At only six episodes, Shrill is going to leave you wanting more. So until a second season (hopefully) comes along, we have a complete list of Shrill readalikes to read in the meantime. Here are some of my personal favorites:
Along with writing this frank, funny and edgy collection of essays, Irby also served as a writer on Shrill (episode 4, the one with the pool party which was probably my favorite episode of the whole season). I am not one who literally LOLs, but both Meaty and her second book We Are Never Meeting in Real Life had me literally laughing out loud. No topic is off-limits for Irby, and she finds the humor in the most mundane situations. I highly, highly recommend these titles on audiobook, which Irby narrates herself.

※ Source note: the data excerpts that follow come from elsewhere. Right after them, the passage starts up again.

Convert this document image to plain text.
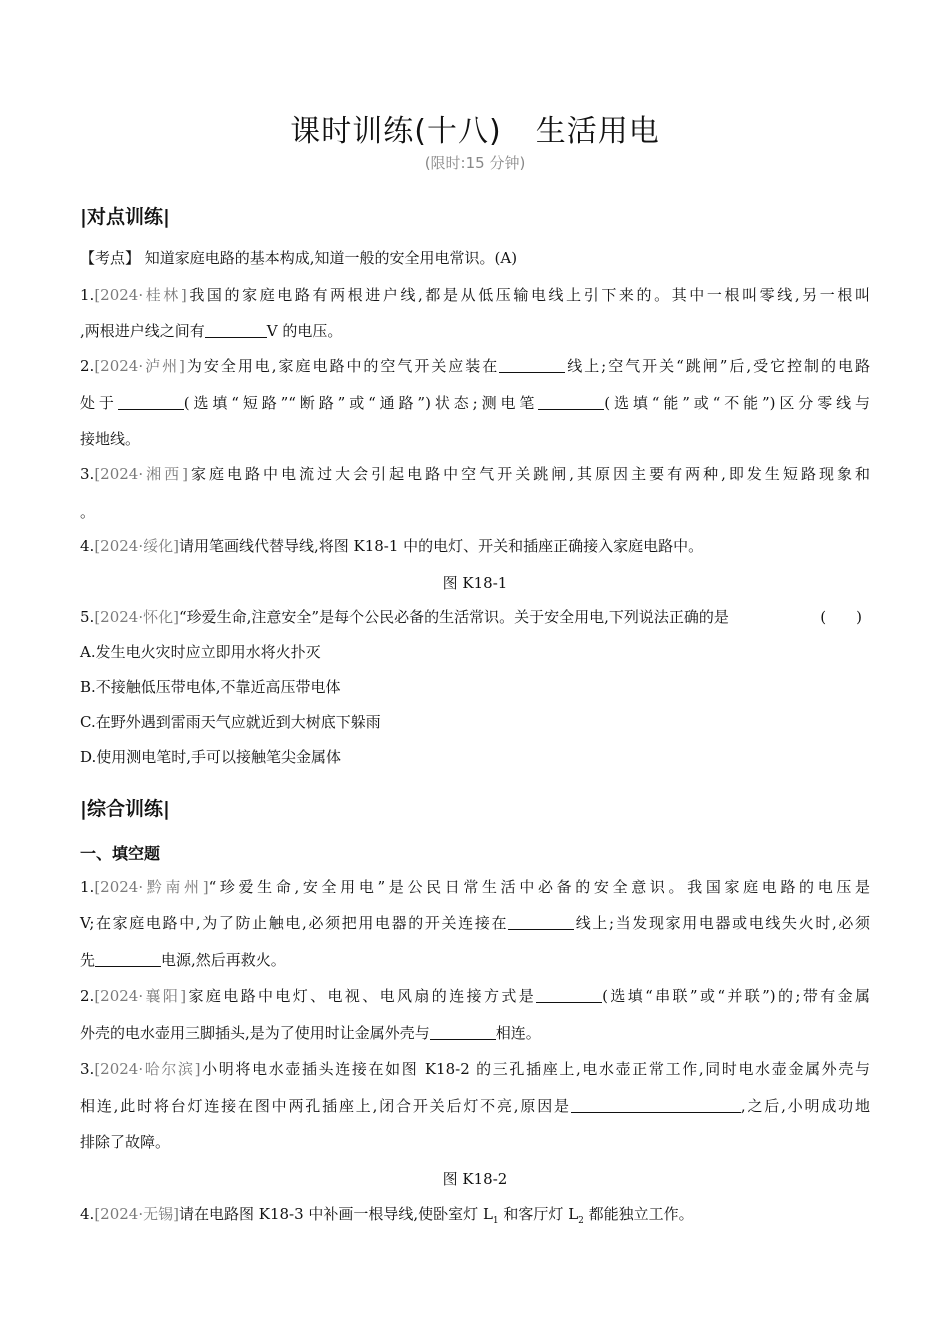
课时训练(十八) 生活用电
(限时:15 分钟)
|对点训练|
【考点】 知道家庭电路的基本构成,知道一般的安全用电常识。(A)
1.[2024·桂林]我国的家庭电路有两根进户线,都是从低压输电线上引下来的。其中一根叫零线,另一根叫
,两根进户线之间有	V 的电压。
2.[2024·泸州]为安全用电,家庭电路中的空气开关应装在	线上;空气开关“跳闸”后,受它控制的电路
处于	(选填“短路”“断路”或“通路”)状态;测电笔	(选填“能”或“不能”)区分零线与
接地线。
3.[2024·湘西]家庭电路中电流过大会引起电路中空气开关跳闸,其原因主要有两种,即发生短路现象和
。
4.[2024·绥化]请用笔画线代替导线,将图 K18-1 中的电灯、开关和插座正确接入家庭电路中。
图 K18-1
5.[2024·怀化]“珍爱生命,注意安全”是每个公民必备的生活常识。关于安全用电,下列说法正确的是	(　　)
A.发生电火灾时应立即用水将火扑灭
B.不接触低压带电体,不靠近高压带电体
C.在野外遇到雷雨天气应就近到大树底下躲雨
D.使用测电笔时,手可以接触笔尖金属体
|综合训练|
一、填空题
1.[2024·黔南州]“珍爱生命,安全用电”是公民日常生活中必备的安全意识。我国家庭电路的电压是
V;在家庭电路中,为了防止触电,必须把用电器的开关连接在	线上;当发现家用电器或电线失火时,必须
先	电源,然后再救火。
2.[2024·襄阳]家庭电路中电灯、电视、电风扇的连接方式是	(选填“串联”或“并联”)的;带有金属
外壳的电水壶用三脚插头,是为了使用时让金属外壳与	相连。
3.[2024·哈尔滨]小明将电水壶插头连接在如图 K18-2 的三孔插座上,电水壶正常工作,同时电水壶金属外壳与
相连,此时将台灯连接在图中两孔插座上,闭合开关后灯不亮,原因是	,之后,小明成功地
排除了故障。
图 K18-2
4.[2024·无锡]请在电路图 K18-3 中补画一根导线,使卧室灯 $L_1$ 和客厅灯 $L_2$ 都能独立工作。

In this follow-up to her 2015 book Things No One Will Tell Fat Girls, Baker shares her own deeply personal story about being a fat woman in today’s society. From the pressures of dating, to finding out you didn’t really grow up fat like you remember, to rejecting diet culture and rejecting insults, Baker lays it all out there.
Honest and raw, Hunger is a difficult read. It’s meant to be. Gay holds nothing back in this collection of essays that explore her relationship with her body. The good, the bad, and the ugly. And most of it is bad and ugly, but Gay tells it in that breathtaking way that she always does. It’s clear that for most of her life, Gay has felt uncomfortable in her body and we, as readers, are forced to sit in that discomfort with her. Hunger truly is a remarkable book.

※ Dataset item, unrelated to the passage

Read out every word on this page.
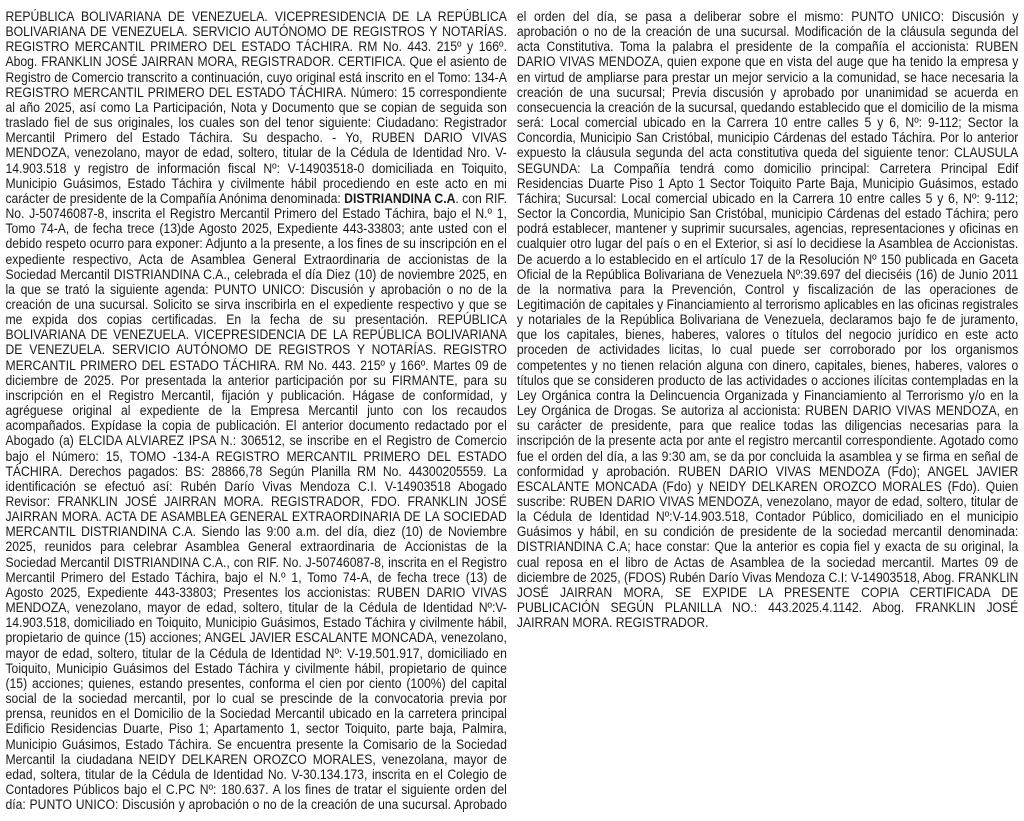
REPÚBLICA BOLIVARIANA DE VENEZUELA. VICEPRESIDENCIA DE LA REPÚBLICA BOLIVARIANA DE VENEZUELA. SERVICIO AUTÓNOMO DE REGISTROS Y NOTARÍAS. REGISTRO MERCANTIL PRIMERO DEL ESTADO TÁCHIRA. RM No. 443. 215º y 166º. Abog. FRANKLIN JOSÉ JAIRRAN MORA, REGISTRADOR. CERTIFICA. Que el asiento de Registro de Comercio transcrito a continuación, cuyo original está inscrito en el Tomo: 134-A REGISTRO MERCANTIL PRIMERO DEL ESTADO TÁCHIRA. Número: 15 correspondiente al año 2025, así como La Participación, Nota y Documento que se copian de seguida son traslado fiel de sus originales, los cuales son del tenor siguiente: Ciudadano: Registrador Mercantil Primero del Estado Táchira. Su despacho. - Yo, RUBEN DARIO VIVAS MENDOZA, venezolano, mayor de edad, soltero, titular de la Cédula de Identidad Nro. V-14.903.518 y registro de información fiscal Nº: V-14903518-0 domiciliada en Toiquito, Municipio Guásimos, Estado Táchira y civilmente hábil procediendo en este acto en mi carácter de presidente de la Compañía Anónima denominada: DISTRIANDINA C.A. con RIF. No. J-50746087-8, inscrita el Registro Mercantil Primero del Estado Táchira, bajo el N.º 1, Tomo 74-A, de fecha trece (13)de Agosto 2025, Expediente 443-33803; ante usted con el debido respeto ocurro para exponer: Adjunto a la presente, a los fines de su inscripción en el expediente respectivo, Acta de Asamblea General Extraordinaria de accionistas de la Sociedad Mercantil DISTRIANDINA C.A., celebrada el día Diez (10) de noviembre 2025, en la que se trató la siguiente agenda: PUNTO UNICO: Discusión y aprobación o no de la creación de una sucursal. Solicito se sirva inscribirla en el expediente respectivo y que se me expida dos copias certificadas. En la fecha de su presentación. REPÚBLICA BOLIVARIANA DE VENEZUELA. VICEPRESIDENCIA DE LA REPÚBLICA BOLIVARIANA DE VENEZUELA. SERVICIO AUTÓNOMO DE REGISTROS Y NOTARÍAS. REGISTRO MERCANTIL PRIMERO DEL ESTADO TÁCHIRA. RM No. 443. 215º y 166º. Martes 09 de diciembre de 2025. Por presentada la anterior participación por su FIRMANTE, para su inscripción en el Registro Mercantil, fijación y publicación. Hágase de conformidad, y agréguese original al expediente de la Empresa Mercantil junto con los recaudos acompañados. Expídase la copia de publicación. El anterior documento redactado por el Abogado (a) ELCIDA ALVIAREZ IPSA N.: 306512, se inscribe en el Registro de Comercio bajo el Número: 15, TOMO -134-A REGISTRO MERCANTIL PRIMERO DEL ESTADO TÁCHIRA. Derechos pagados: BS: 28866,78 Según Planilla RM No. 44300205559. La identificación se efectuó así: Rubén Darío Vivas Mendoza C.I. V-14903518 Abogado Revisor: FRANKLIN JOSÉ JAIRRAN MORA. REGISTRADOR, FDO. FRANKLIN JOSÉ JAIRRAN MORA. ACTA DE ASAMBLEA GENERAL EXTRAORDINARIA DE LA SOCIEDAD MERCANTIL DISTRIANDINA C.A. Siendo las 9:00 a.m. del día, diez (10) de Noviembre 2025, reunidos para celebrar Asamblea General extraordinaria de Accionistas de la Sociedad Mercantil DISTRIANDINA C.A., con RIF. No. J-50746087-8, inscrita en el Registro Mercantil Primero del Estado Táchira, bajo el N.º 1, Tomo 74-A, de fecha trece (13) de Agosto 2025, Expediente 443-33803; Presentes los accionistas: RUBEN DARIO VIVAS MENDOZA, venezolano, mayor de edad, soltero, titular de la Cédula de Identidad Nº:V-14.903.518, domiciliado en Toiquito, Municipio Guásimos, Estado Táchira y civilmente hábil, propietario de quince (15) acciones; ANGEL JAVIER ESCALANTE MONCADA, venezolano, mayor de edad, soltero, titular de la Cédula de Identidad Nº: V-19.501.917, domiciliado en Toiquito, Municipio Guásimos del Estado Táchira y civilmente hábil, propietario de quince (15) acciones; quienes, estando presentes, conforma el cien por ciento (100%) del capital social de la sociedad mercantil, por lo cual se prescinde de la convocatoria previa por prensa, reunidos en el Domicilio de la Sociedad Mercantil ubicado en la carretera principal Edificio Residencias Duarte, Piso 1; Apartamento 1, sector Toiquito, parte baja, Palmira, Municipio Guásimos, Estado Táchira. Se encuentra presente la Comisario de la Sociedad Mercantil la ciudadana NEIDY DELKAREN OROZCO MORALES, venezolana, mayor de edad, soltera, titular de la Cédula de Identidad No. V-30.134.173, inscrita en el Colegio de Contadores Públicos bajo el C.PC Nº: 180.637. A los fines de tratar el siguiente orden del día: PUNTO UNICO: Discusión y aprobación o no de la creación de una sucursal. Aprobado el orden del día, se pasa a deliberar sobre el mismo: PUNTO UNICO: Discusión y aprobación o no de la creación de una sucursal. Modificación de la cláusula segunda del acta Constitutiva. Toma la palabra el presidente de la compañía el accionista: RUBEN DARIO VIVAS MENDOZA, quien expone que en vista del auge que ha tenido la empresa y en virtud de ampliarse para prestar un mejor servicio a la comunidad, se hace necesaria la creación de una sucursal; Previa discusión y aprobado por unanimidad se acuerda en consecuencia la creación de la sucursal, quedando establecido que el domicilio de la misma será: Local comercial ubicado en la Carrera 10 entre calles 5 y 6, Nº: 9-112; Sector la Concordia, Municipio San Cristóbal, municipio Cárdenas del estado Táchira. Por lo anterior expuesto la cláusula segunda del acta constitutiva queda del siguiente tenor: CLAUSULA SEGUNDA: La Compañía tendrá como domicilio principal: Carretera Principal Edif Residencias Duarte Piso 1 Apto 1 Sector Toiquito Parte Baja, Municipio Guásimos, estado Táchira; Sucursal: Local comercial ubicado en la Carrera 10 entre calles 5 y 6, Nº: 9-112; Sector la Concordia, Municipio San Cristóbal, municipio Cárdenas del estado Táchira; pero podrá establecer, mantener y suprimir sucursales, agencias, representaciones y oficinas en cualquier otro lugar del país o en el Exterior, si así lo decidiese la Asamblea de Accionistas. De acuerdo a lo establecido en el artículo 17 de la Resolución Nº 150 publicada en Gaceta Oficial de la República Bolivariana de Venezuela Nº:39.697 del dieciséis (16) de Junio 2011 de la normativa para la Prevención, Control y fiscalización de las operaciones de Legitimación de capitales y Financiamiento al terrorismo aplicables en las oficinas registrales y notariales de la República Bolivariana de Venezuela, declaramos bajo fe de juramento, que los capitales, bienes, haberes, valores o títulos del negocio jurídico en este acto proceden de actividades licitas, lo cual puede ser corroborado por los organismos competentes y no tienen relación alguna con dinero, capitales, bienes, haberes, valores o títulos que se consideren producto de las actividades o acciones ilícitas contempladas en la Ley Orgánica contra la Delincuencia Organizada y Financiamiento al Terrorismo y/o en la Ley Orgánica de Drogas. Se autoriza al accionista: RUBEN DARIO VIVAS MENDOZA, en su carácter de presidente, para que realice todas las diligencias necesarias para la inscripción de la presente acta por ante el registro mercantil correspondiente. Agotado como fue el orden del día, a las 9:30 am, se da por concluida la asamblea y se firma en señal de conformidad y aprobación. RUBEN DARIO VIVAS MENDOZA (Fdo); ANGEL JAVIER ESCALANTE MONCADA (Fdo) y NEIDY DELKAREN OROZCO MORALES (Fdo). Quien suscribe: RUBEN DARIO VIVAS MENDOZA, venezolano, mayor de edad, soltero, titular de la Cédula de Identidad Nº:V-14.903.518, Contador Público, domiciliado en el municipio Guásimos y hábil, en su condición de presidente de la sociedad mercantil denominada: DISTRIANDINA C.A; hace constar: Que la anterior es copia fiel y exacta de su original, la cual reposa en el libro de Actas de Asamblea de la sociedad mercantil. Martes 09 de diciembre de 2025, (FDOS) Rubén Darío Vivas Mendoza C.I: V-14903518, Abog. FRANKLIN JOSÉ JAIRRAN MORA, SE EXPIDE LA PRESENTE COPIA CERTIFICADA DE PUBLICACIÓN SEGÚN PLANILLA NO.: 443.2025.4.1142. Abog. FRANKLIN JOSÉ JAIRRAN MORA. REGISTRADOR.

Taylor champions the idea of radical self-love. Going beyond just self-confidence and self-esteem, radical self-love is about so much more than just accepting ourselves as we are. It’s about transcending all of that and transforming how we view ourselves. As shown in Shrill, refusing to acquiesce to society’s pressures regarding looks really is a very radical notion.
Lindy West is a very outspoken supporter of reproductive rights. She discusses her own experiences in Shrill and the television show doesn’t shy away from the topic either. In Make Trouble, Planned Parenthood president Richards discusses navigating the world as an outspoken advocate for women’s rights, starting back in childhood when she watched her mother Ann Richards lead the charge as governor of Texas.
The title essay in this collection tells the story of a party Solnit attended about ten years ago with her friend. At the party, a male guest found out that Solnit had written a book about Eadweard Muybridge and goes on to ask if Solnit had heard about the “very important” Muybridge book that recently came out. He then proceeds to explain to Solnit all about this very important book, taking it upon himself to educate her on a subject she knows very well. The problem was, the book that he was lecturing on about was the same one that Solnit wrote. When her friend attempts to interrupt him and tell him this, he just continues talking over her. While Solnit admits that she did not coin the term “mansplaining” and rarely uses it herself, this essay was the inspiration for the phrase.